As part of the centenary commemorations of a flashpoint year in Irish -- and English -- history, two twinned events have been held in Dublin and London in 2016. The first was called "Imagining Home: England," and it happened on March 29 in Dublin. Broadcaster John Kelly emceed an evening of music from Paul Brady, Andy Irvine, Martin Carthy, Declan O'Rourke, Cáit O'Riordan, Camille O'Sullivan, Cathal Coughlan, Lisa O'Neill, and Sean Read and Kevin Rowland (of Dexys Midnight Runners, once upon a time). The band of troubadors, plus and minus a few performers, brought the show to London's Royal Festival Hall on April 29th, where I was lucky enough to be.
The idea was to have leading folk and traditional musicians, plus new artists from each country, perform songs that told stories of the tangled, sometimes tragic, sometimes transcendent views that Ireland has of England, and England of Ireland. Imagining Ireland was billed as "a musical conversation between Ireland and England, through the songs of the last hundred years." The time period spread more broadly than this, and the conversation was sometimes gentle, sometimes barbed, and always worth listening to with clear and keen attention.
Paul Brady's a capella performance of "The Shamrock Shore" -- sometimes called "Paddy's Green Shamrock Shore" -- stopped the show early on. The old ballad of emigration to America, and the harshness of circumstance on that "black and cursed" day that led to the leaving, is a song Brady made his own nearly 40 years ago. It remains so.
When he returned during the second half of the show to perform his own savage and beautiful "Nothing but the Same Old Story," Brady said, wryly, that he'd evidently been selected as the performer responsible for singing the songs about the times between Ireland and England that hadn't worked out very well. The lyrics about a time when he was 19, in England for the first time, resonate still today, in mercifully peaceable days:
Living under suspicion
Putting up with the hatred and fear in their eyes
You can see that you're nothing but a murderer
In their eyes, we're nothing but a bunch of murderers...
However, Brady was hardly the only performer whose songs showed sharp edges and a history of hurt. There were beautiful and gentle moments, like Camille O'Sullivan's melting, melted rendition of a song made globally famous by celebrated Irish tenor John McCormack, "Macushla (My Loved One)." Yet even in the lovely love lyrics, you looked for loss and some sort of cynical edge -- which was often there. Cathal Coughlan, formerly of Microdisney and the Fatima Mansions, launched into an English hymn -- perhaps the English hymn -- "All Things Bright and Beautiful." He added to it his punk personality and the guts of Fatima Mansions' "Pack of Lies," and blazed Southbank down. Taking the stage after him, Cáit O'Riordan joked that he might as well have said to her, "Top that, bitch."

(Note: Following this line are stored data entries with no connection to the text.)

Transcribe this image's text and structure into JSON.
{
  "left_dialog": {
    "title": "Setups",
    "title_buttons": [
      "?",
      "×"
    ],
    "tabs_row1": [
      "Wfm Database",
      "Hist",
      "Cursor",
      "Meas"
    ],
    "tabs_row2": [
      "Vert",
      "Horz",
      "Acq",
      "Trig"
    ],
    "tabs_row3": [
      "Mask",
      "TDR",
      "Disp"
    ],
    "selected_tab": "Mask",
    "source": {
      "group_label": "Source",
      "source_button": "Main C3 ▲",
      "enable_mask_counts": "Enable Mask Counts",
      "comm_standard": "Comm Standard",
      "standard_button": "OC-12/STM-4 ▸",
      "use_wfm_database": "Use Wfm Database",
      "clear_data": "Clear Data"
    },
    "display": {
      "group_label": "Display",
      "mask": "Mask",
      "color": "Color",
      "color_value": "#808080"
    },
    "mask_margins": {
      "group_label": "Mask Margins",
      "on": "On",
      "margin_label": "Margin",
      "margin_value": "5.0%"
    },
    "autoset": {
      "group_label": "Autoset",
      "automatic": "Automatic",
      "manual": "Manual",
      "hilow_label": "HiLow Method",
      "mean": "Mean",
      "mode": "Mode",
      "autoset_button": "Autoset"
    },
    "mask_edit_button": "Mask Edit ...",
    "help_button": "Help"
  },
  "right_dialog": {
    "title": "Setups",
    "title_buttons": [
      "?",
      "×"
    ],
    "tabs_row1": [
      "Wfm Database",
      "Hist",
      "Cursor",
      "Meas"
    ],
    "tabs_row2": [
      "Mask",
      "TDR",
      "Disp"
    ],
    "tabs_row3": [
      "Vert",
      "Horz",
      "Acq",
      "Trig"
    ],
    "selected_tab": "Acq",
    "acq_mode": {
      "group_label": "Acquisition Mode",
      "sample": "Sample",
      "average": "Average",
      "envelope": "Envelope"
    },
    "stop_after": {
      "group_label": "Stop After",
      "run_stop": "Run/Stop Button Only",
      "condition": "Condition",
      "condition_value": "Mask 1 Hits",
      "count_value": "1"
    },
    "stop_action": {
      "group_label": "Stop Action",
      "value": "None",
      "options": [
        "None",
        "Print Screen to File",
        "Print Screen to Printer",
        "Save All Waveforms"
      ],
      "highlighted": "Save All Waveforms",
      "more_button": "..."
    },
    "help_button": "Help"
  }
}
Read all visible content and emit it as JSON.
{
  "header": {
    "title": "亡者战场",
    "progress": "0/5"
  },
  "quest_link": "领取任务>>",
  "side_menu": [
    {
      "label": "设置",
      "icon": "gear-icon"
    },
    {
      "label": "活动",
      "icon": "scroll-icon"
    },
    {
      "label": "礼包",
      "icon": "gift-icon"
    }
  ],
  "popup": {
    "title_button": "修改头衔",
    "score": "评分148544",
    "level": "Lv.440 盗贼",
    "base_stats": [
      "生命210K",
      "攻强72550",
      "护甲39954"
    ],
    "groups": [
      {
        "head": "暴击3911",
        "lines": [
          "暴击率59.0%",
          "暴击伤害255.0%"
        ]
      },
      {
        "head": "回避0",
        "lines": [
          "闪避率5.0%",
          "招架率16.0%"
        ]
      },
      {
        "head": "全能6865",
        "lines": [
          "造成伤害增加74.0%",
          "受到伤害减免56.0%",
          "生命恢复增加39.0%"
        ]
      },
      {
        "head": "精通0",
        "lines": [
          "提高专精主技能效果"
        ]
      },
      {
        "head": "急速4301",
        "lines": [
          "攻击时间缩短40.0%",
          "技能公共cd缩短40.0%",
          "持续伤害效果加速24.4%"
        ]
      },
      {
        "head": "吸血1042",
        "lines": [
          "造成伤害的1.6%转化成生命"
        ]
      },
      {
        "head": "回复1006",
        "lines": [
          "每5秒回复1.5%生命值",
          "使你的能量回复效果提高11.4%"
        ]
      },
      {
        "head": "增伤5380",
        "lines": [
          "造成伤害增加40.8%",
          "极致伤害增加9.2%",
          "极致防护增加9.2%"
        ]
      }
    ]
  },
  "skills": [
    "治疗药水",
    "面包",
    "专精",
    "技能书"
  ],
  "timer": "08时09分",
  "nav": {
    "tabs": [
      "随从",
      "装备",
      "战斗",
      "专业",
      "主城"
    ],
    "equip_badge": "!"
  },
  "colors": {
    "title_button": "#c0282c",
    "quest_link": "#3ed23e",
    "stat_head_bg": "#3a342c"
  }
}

She proceeded to do just that, with what she termed a verse by "one of the great poets of the 20th century," her old bandmate Shane MacGowan. Her ripping "Dark Streets of London" made you want to go out and run through them, shrieking.
Kevin Rowland and Sean Read have a new album about Dexys' Irish roots, and their "Curragh of Kildare" astounds. I had never heard of Lisa O'Neill before, but the young singer from Cavan not only concluded, but stole, the show with "The Foggy Dew." The grand finale had already been -- and it gets no grander than Brady, Andy Irvine, and Martin Carthy joining forces on Dominic Behan's "McAlpine's Fusiliers." Ireland's president, Michael D. Higgins, grinned and sang along in his box -- as did most of the audience, since we all knew Ronnie Drew's immortal version. Then John Kelly announced one more song, and O'Neill chilled everyone into silence with the best-known ballad to come from the Easter Rising of 1916. When, in her strangely accented, rich, loud voice she sang of "Britannia's Huns, with their long-range guns," sailing in by the foggy dew, you could have heard a pin drop in the hall. We filed out onto the Thames bankside with the sound of the Angelus bell o'er the Liffey swell still in our ears, feeling both happy and uncomfortable, as the music of history -- particularly this history -- will always make folk feel.